S&P Dow Jones Indices upholds all core eligibility criteria. The index provider conducted a monthlong consultation on possible changes for so-called MegaCap companies with unprecedented market capitalizations. In its final decision it stated that no changes will be made to the eligibility criteria including financial viability screens, seasoning period, or minimum investable weight factor.
SpaceX will therefore not gain accelerated access to passive investment funds. Even after the standard yearlong wait, SpaceX, Anthropic, and OpenAI may struggle to deliver the consistent profitability necessary to qualify for the S&P 500.
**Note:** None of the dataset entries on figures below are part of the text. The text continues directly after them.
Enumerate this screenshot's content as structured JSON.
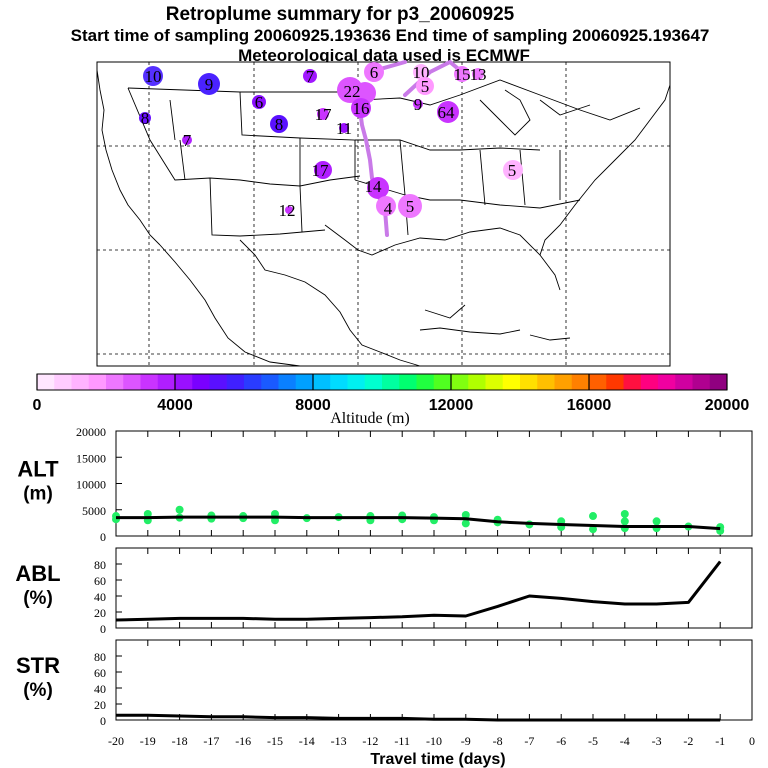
{
  "title": {
    "line1": "Retroplume summary for p3_20060925",
    "line2": "Start time of sampling 20060925.193636     End time of sampling 20060925.193647",
    "line3": "Meteorological data used is ECMWF"
  },
  "map": {
    "labels": [
      {
        "text": "10",
        "alt": 4000
      },
      {
        "text": "9",
        "alt": 4500
      },
      {
        "text": "7",
        "alt": 3200
      },
      {
        "text": "8",
        "alt": 3800
      },
      {
        "text": "6",
        "alt": 3500
      },
      {
        "text": "8",
        "alt": 4200
      },
      {
        "text": "7",
        "alt": 3000
      },
      {
        "text": "17",
        "alt": 2500
      },
      {
        "text": "11",
        "alt": 3500
      },
      {
        "text": "17",
        "alt": 3000
      },
      {
        "text": "12",
        "alt": 2500
      },
      {
        "text": "22",
        "alt": 2200
      },
      {
        "text": "6",
        "alt": 2000
      },
      {
        "text": "16",
        "alt": 2800
      },
      {
        "text": "10",
        "alt": 1500
      },
      {
        "text": "5",
        "alt": 2000
      },
      {
        "text": "15",
        "alt": 1500
      },
      {
        "text": "13",
        "alt": 1800
      },
      {
        "text": "9",
        "alt": 3000
      },
      {
        "text": "64",
        "alt": 2800
      },
      {
        "text": "14",
        "alt": 2800
      },
      {
        "text": "4",
        "alt": 1500
      },
      {
        "text": "5",
        "alt": 1500
      },
      {
        "text": "5",
        "alt": 1500
      }
    ]
  },
  "colorbar": {
    "tick_labels": [
      "0",
      "4000",
      "8000",
      "12000",
      "16000",
      "20000"
    ],
    "label": "Altitude (m)",
    "colors": [
      "#ffe6ff",
      "#ffccff",
      "#ffb3ff",
      "#ff99ff",
      "#ee77ff",
      "#dd55ff",
      "#c933ff",
      "#b01eff",
      "#9a10ff",
      "#7a00ff",
      "#5a10ff",
      "#4020ff",
      "#2a3cff",
      "#1a5aff",
      "#0a80ff",
      "#00a0ff",
      "#00c0ff",
      "#00dcff",
      "#00f0f0",
      "#00ffd0",
      "#00ffa0",
      "#00ff70",
      "#20ff40",
      "#50ff20",
      "#80ff10",
      "#b0ff00",
      "#dcff00",
      "#ffff00",
      "#ffe000",
      "#ffc000",
      "#ffa000",
      "#ff8000",
      "#ff6000",
      "#ff3800",
      "#ff1040",
      "#ff0080",
      "#f000a0",
      "#d000a0",
      "#b00090",
      "#900080"
    ]
  },
  "chart_data": [
    {
      "type": "line",
      "name": "ALT",
      "ylabel_line1": "ALT",
      "ylabel_line2": "(m)",
      "ylim": [
        0,
        20000
      ],
      "yticks": [
        "20000",
        "15000",
        "10000",
        "5000",
        "0"
      ],
      "x": [
        -20,
        -19,
        -18,
        -17,
        -16,
        -15,
        -14,
        -13,
        -12,
        -11,
        -10,
        -9,
        -8,
        -7,
        -6,
        -5,
        -4,
        -3,
        -2,
        -1
      ],
      "values": [
        3500,
        3500,
        3600,
        3600,
        3600,
        3600,
        3500,
        3500,
        3500,
        3500,
        3400,
        3300,
        2700,
        2400,
        2200,
        2000,
        1800,
        1800,
        1800,
        1400
      ],
      "scatter": [
        {
          "x": -20,
          "y": 3200
        },
        {
          "x": -20,
          "y": 3800
        },
        {
          "x": -19,
          "y": 3000
        },
        {
          "x": -19,
          "y": 4200
        },
        {
          "x": -18,
          "y": 3500
        },
        {
          "x": -18,
          "y": 5000
        },
        {
          "x": -17,
          "y": 3300
        },
        {
          "x": -17,
          "y": 3900
        },
        {
          "x": -16,
          "y": 3400
        },
        {
          "x": -16,
          "y": 3800
        },
        {
          "x": -15,
          "y": 3000
        },
        {
          "x": -15,
          "y": 4200
        },
        {
          "x": -14,
          "y": 3400
        },
        {
          "x": -13,
          "y": 3600
        },
        {
          "x": -12,
          "y": 3000
        },
        {
          "x": -12,
          "y": 3800
        },
        {
          "x": -11,
          "y": 3200
        },
        {
          "x": -11,
          "y": 3900
        },
        {
          "x": -10,
          "y": 3000
        },
        {
          "x": -10,
          "y": 3600
        },
        {
          "x": -9,
          "y": 4000
        },
        {
          "x": -9,
          "y": 2400
        },
        {
          "x": -8,
          "y": 2600
        },
        {
          "x": -8,
          "y": 3100
        },
        {
          "x": -7,
          "y": 2200
        },
        {
          "x": -6,
          "y": 1700
        },
        {
          "x": -6,
          "y": 2800
        },
        {
          "x": -5,
          "y": 1300
        },
        {
          "x": -5,
          "y": 3800
        },
        {
          "x": -4,
          "y": 1500
        },
        {
          "x": -4,
          "y": 2800
        },
        {
          "x": -4,
          "y": 4200
        },
        {
          "x": -3,
          "y": 1500
        },
        {
          "x": -3,
          "y": 2800
        },
        {
          "x": -2,
          "y": 1800
        },
        {
          "x": -1,
          "y": 1000
        },
        {
          "x": -1,
          "y": 1700
        }
      ]
    },
    {
      "type": "line",
      "name": "ABL",
      "ylabel_line1": "ABL",
      "ylabel_line2": "(%)",
      "ylim": [
        0,
        100
      ],
      "yticks": [
        "80",
        "60",
        "40",
        "20",
        "0"
      ],
      "x": [
        -20,
        -19,
        -18,
        -17,
        -16,
        -15,
        -14,
        -13,
        -12,
        -11,
        -10,
        -9,
        -8,
        -7,
        -6,
        -5,
        -4,
        -3,
        -2,
        -1
      ],
      "values": [
        10,
        11,
        12,
        12,
        12,
        11,
        11,
        12,
        13,
        14,
        16,
        15,
        27,
        40,
        37,
        33,
        30,
        30,
        32,
        83
      ]
    },
    {
      "type": "line",
      "name": "STR",
      "ylabel_line1": "STR",
      "ylabel_line2": "(%)",
      "ylim": [
        0,
        100
      ],
      "yticks": [
        "80",
        "60",
        "40",
        "20",
        "0"
      ],
      "x": [
        -20,
        -19,
        -18,
        -17,
        -16,
        -15,
        -14,
        -13,
        -12,
        -11,
        -10,
        -9,
        -8,
        -7,
        -6,
        -5,
        -4,
        -3,
        -2,
        -1
      ],
      "values": [
        6,
        6,
        5,
        4,
        4,
        3,
        3,
        2,
        2,
        2,
        1,
        1,
        0,
        0,
        0,
        0,
        0,
        0,
        0,
        0
      ]
    }
  ],
  "x_axis": {
    "tick_labels": [
      "-20",
      "-19",
      "-18",
      "-17",
      "-16",
      "-15",
      "-14",
      "-13",
      "-12",
      "-11",
      "-10",
      "-9",
      "-8",
      "-7",
      "-6",
      "-5",
      "-4",
      "-3",
      "-2",
      "-1",
      "0"
    ],
    "label": "Travel time (days)"
  }
}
Even after the standard yearlong wait, SpaceX, Anthropic, and OpenAI may struggle to deliver the consistent profitability necessary to qualify for the S&P 500.
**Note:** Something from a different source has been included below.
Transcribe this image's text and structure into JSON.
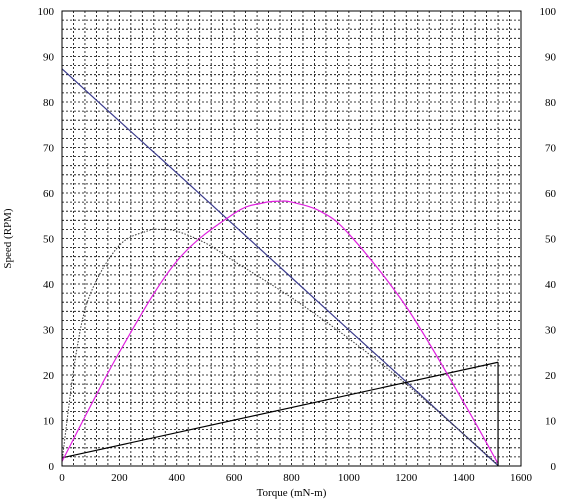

Proposed waivers would have fit SpaceX's IPO structure. The consultation weighed shortening the seasoning period for new IPOs from 12 months to six months. It also considered waiving the investable weight factor requirement so that MegaCap companies need not make at least 10 percent of their shares publicly available and waiving profitability requirements for the latest quarter and the previous four quarters.
Such changes would have accommodated SpaceX's plan to offer approximately 3 percent of its IPO shares to public investors. SpaceX is currently unprofitable with a growing debt load that has reached $29 billion because of its spending on AI infrastructure.
Billions in passive fund flows will not be triggered. Bloomberg Intelligence estimated that swift S&P 500 entry would have triggered $14 billion of passive fund buying for SpaceX, more than $8 billion for OpenAI, and $4.6 billion for Anthropic. This stems from $7.5 trillion in passively managed funds that follow the S&P 500 by purchasing shares according to their proportional representation in the index.
Vanguard and Fidelity brokerage giants both offer passive investment funds that track the S&P 500 composition. The news will likely come as a relief to people concerned about passive investor money and retirement savings plans having greater exposure to the market risks associated with SpaceX's big bet on AI and speculative orbital data center plans.
One limited concession offered for lesser indexes. The S&P Dow Jones Indices changed the investable weight factor rules for lower-profile benchmarks such as the S&P Total Market Index and Dow Jones US Total Stock Market Index. That adjustment could allow an IPO faster entry into those indexes.
AI companies are generally facing more challenges in funding and building expensive AI data centers. They are shifting more of the subsidized costs of running AI services onto customers through usage-based pricing.